Detto questo mi preme ribadire che non ho potuto firmare per la proposta di legge popolare al famoso V-Day soltanto perché un temporale ha, letteralmente, spazzato via i piccoli gazebo a Messina. E per quale motivo se penso quanto detto sopra di Beppe dovrei firmare una sua legge? Perché se nonostante ci sia al governo la mia classe politica devo affidarmi ad un comico vuol dire che, in Italia, siamo alla frutta.

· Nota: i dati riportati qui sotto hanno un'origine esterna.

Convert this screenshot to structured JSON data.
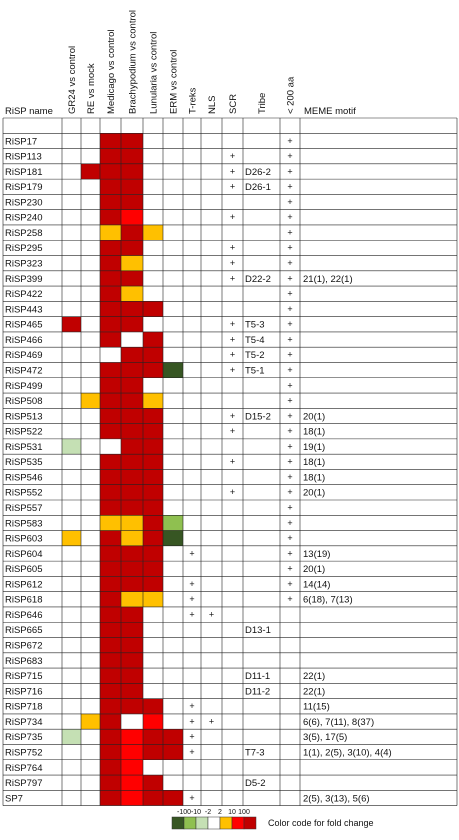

E si, cari amici, perché dopo aver mantenuto il giornalista Emilio Fede nel suo “cesso di telegiornale abusivo” giusto per citare un altro che, come Grillo, ci sa fare per un anno, lasciato letteralmente svanire i processi di Berlusconi e qualche serie di amenità che farebbe suicidare perfino un cittadino del peggior regime fascista mi trovo necessariamente, per un discorso di coscenza personale, a dover appoggiare un comico!

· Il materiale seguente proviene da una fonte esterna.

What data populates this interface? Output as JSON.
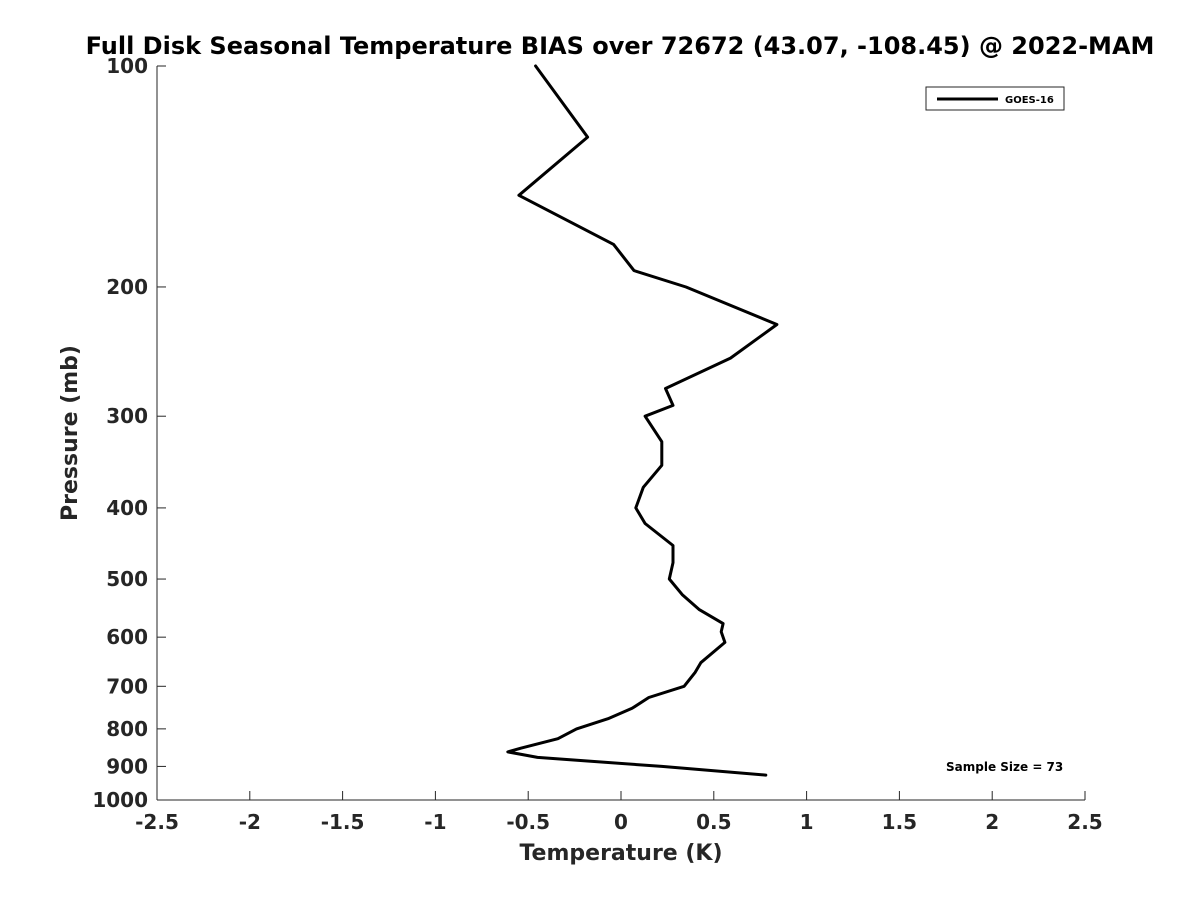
{
  "chart_data": {
    "type": "line",
    "title": "Full Disk Seasonal Temperature BIAS over 72672 (43.07, -108.45) @ 2022-MAM",
    "xlabel": "Temperature (K)",
    "ylabel": "Pressure (mb)",
    "xlim": [
      -2.5,
      2.5
    ],
    "ylim": [
      1000,
      100
    ],
    "yscale": "log",
    "x_ticks": [
      "-2.5",
      "-2",
      "-1.5",
      "-1",
      "-0.5",
      "0",
      "0.5",
      "1",
      "1.5",
      "2",
      "2.5"
    ],
    "y_ticks": [
      "100",
      "200",
      "300",
      "400",
      "500",
      "600",
      "700",
      "800",
      "900",
      "1000"
    ],
    "grid": false,
    "legend_position": "top-right",
    "series": [
      {
        "name": "GOES-16",
        "color": "#000000",
        "points": [
          {
            "x": -0.46,
            "p": 100
          },
          {
            "x": -0.18,
            "p": 125
          },
          {
            "x": -0.55,
            "p": 150
          },
          {
            "x": -0.04,
            "p": 175
          },
          {
            "x": 0.07,
            "p": 190
          },
          {
            "x": 0.35,
            "p": 200
          },
          {
            "x": 0.84,
            "p": 225
          },
          {
            "x": 0.59,
            "p": 250
          },
          {
            "x": 0.24,
            "p": 275
          },
          {
            "x": 0.28,
            "p": 290
          },
          {
            "x": 0.13,
            "p": 300
          },
          {
            "x": 0.22,
            "p": 325
          },
          {
            "x": 0.22,
            "p": 350
          },
          {
            "x": 0.12,
            "p": 375
          },
          {
            "x": 0.08,
            "p": 400
          },
          {
            "x": 0.13,
            "p": 420
          },
          {
            "x": 0.28,
            "p": 450
          },
          {
            "x": 0.28,
            "p": 475
          },
          {
            "x": 0.26,
            "p": 500
          },
          {
            "x": 0.33,
            "p": 525
          },
          {
            "x": 0.42,
            "p": 550
          },
          {
            "x": 0.55,
            "p": 575
          },
          {
            "x": 0.54,
            "p": 590
          },
          {
            "x": 0.56,
            "p": 610
          },
          {
            "x": 0.43,
            "p": 650
          },
          {
            "x": 0.4,
            "p": 670
          },
          {
            "x": 0.34,
            "p": 700
          },
          {
            "x": 0.15,
            "p": 725
          },
          {
            "x": 0.06,
            "p": 750
          },
          {
            "x": -0.07,
            "p": 775
          },
          {
            "x": -0.24,
            "p": 800
          },
          {
            "x": -0.34,
            "p": 825
          },
          {
            "x": -0.54,
            "p": 850
          },
          {
            "x": -0.61,
            "p": 860
          },
          {
            "x": -0.45,
            "p": 875
          },
          {
            "x": 0.22,
            "p": 900
          },
          {
            "x": 0.78,
            "p": 925
          }
        ]
      }
    ],
    "annotation": "Sample Size = 73"
  }
}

Penso al fatto che l’unica cosa che, materialmente, ha fatto di buono il mio governo è stata la delezione della tassa sulla ricarica telefonica. Mi farà risparmiare circa 25-50€ l’anno. Poi il nulla assoluto. Si, vabbè, qualche raid contro i lavavetri che notoriamente rompono i coglioni ai semafori, qualche inciucio, qualche altra cosetta da niente ma poi nisba! Io ancora aspetto delle forti agevolazioni, dal Pecoraro Scanio, per un pannello solare. Qui, esattamente sopra la mia capoccia, se ne potrebbero installare alcuni per generare 1200Watt instantanei, ovvero  potrei asciugarmi i capelli e stirare fin quando il sole me lo permette. E non penso che il Dio Sole mi invierà la bolletta. Aspetto che si faccia una cosa, qualsiasi cosa, di sinistra: solidarietà sociale, ad esempio, qualche asilo nido, una festa dell’ Unità dove non si chiedono soldi! Si potrebbe, ad esempio, togliere il contributo alle scuole private, che ne dite? Oppure spiegare una volta per tutte che il ponte sullo stretto è una immane cazzata e, già che ci siamo, comprendere per quale motivo ci sono delle stranezze qui in Sicilia per quanto riguarda gli appalti. Io non le posso raccontare, mi sparano appena clicco il tasto “publish”, ma un politico puo’!

E visto che la classe politica che, teorically, mi dovrebbe rappresentare se ne fotte non posso far altro che aggrapparmi ad un comico, che fa tutto per marketing, pur di salvarmi.